Faites le suivi des intérêts payés. Vous aurez besoin de pièces justificatives pour demander la déduction à la ligne 22100 de votre déclaration T1.
Réévaluez régulièrement la stratégie. Si les taux montent ou que les rendements baissent, les calculs changent. Soyez prêt·e à revoir votre stratégie.
* Taux sur marge présumés pour la clientèle Génération. Le taux d’intérêt sur marge de Wealthsimple correspond au taux préférentiel moins 0,5 % pour la clientèle Génération, au taux préférentiel pour la clientèle Avantage et au taux préférentiel plus 0,5 % pour la clientèle Essentiel. Au 5 mars 2025, le taux préférentiel applicable aux comptes sur marge de Wealthsimple s’établissait à 4,45 % pour les comptes en dollars canadiens et à 6,75 % pour les comptes en dollars américains. Ces taux sont susceptibles de changer. Les taux sont annualisés, calculés quotidiennement et facturés mensuellement. Tout placement comporte des risques. Pour en savoir plus, consultez cet article.
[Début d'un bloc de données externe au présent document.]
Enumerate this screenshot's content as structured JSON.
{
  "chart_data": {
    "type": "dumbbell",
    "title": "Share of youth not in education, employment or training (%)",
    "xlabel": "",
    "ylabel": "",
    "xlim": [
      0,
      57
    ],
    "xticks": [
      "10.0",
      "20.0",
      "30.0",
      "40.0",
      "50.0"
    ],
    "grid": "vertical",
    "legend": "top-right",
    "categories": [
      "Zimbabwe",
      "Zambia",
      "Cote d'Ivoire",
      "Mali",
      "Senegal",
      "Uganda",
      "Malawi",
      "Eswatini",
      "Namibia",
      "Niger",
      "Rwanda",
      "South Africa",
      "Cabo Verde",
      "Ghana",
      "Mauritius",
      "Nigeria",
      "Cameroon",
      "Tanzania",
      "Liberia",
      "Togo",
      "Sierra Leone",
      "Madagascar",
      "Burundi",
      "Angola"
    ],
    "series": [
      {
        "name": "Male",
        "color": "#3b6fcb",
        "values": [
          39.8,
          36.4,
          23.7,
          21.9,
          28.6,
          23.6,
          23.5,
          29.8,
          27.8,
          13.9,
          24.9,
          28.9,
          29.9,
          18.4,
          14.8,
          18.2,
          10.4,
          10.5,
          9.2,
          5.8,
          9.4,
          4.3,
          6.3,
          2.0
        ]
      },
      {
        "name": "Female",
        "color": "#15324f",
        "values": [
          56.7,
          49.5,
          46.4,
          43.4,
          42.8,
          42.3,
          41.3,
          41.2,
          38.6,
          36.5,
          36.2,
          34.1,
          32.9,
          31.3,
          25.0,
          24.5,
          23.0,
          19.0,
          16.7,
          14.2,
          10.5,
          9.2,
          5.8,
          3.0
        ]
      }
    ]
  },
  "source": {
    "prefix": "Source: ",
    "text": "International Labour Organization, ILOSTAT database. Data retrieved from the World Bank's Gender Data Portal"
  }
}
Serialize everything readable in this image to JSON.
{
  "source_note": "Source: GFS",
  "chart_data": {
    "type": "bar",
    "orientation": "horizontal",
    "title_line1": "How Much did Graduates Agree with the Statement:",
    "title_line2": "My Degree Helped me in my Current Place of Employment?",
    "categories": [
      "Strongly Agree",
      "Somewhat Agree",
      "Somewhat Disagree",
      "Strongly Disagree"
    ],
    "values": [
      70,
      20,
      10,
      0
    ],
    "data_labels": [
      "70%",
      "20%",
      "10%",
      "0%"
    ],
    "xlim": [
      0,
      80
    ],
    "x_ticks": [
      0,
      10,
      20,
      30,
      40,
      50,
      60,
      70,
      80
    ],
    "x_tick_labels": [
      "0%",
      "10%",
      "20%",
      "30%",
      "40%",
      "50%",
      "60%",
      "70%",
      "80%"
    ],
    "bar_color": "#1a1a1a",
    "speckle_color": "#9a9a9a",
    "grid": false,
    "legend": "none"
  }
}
** Taux marginal d’imposition de 43,41 % = taux marginal fédéral de 26,00 % + taux marginal de l’Ontario de 11,16 % + rajustement au titre de la surtaxe de l’Ontario d’environ 6,25 %. Le crédit d’impôt fédéral pour dividendes correspond à 15,019 8 % du montant majoré, et le crédit d’impôt de l’Ontario pour dividendes à 10 % du montant majoré, conformément à la Loi de 2007 sur les impôts de l’Ontario.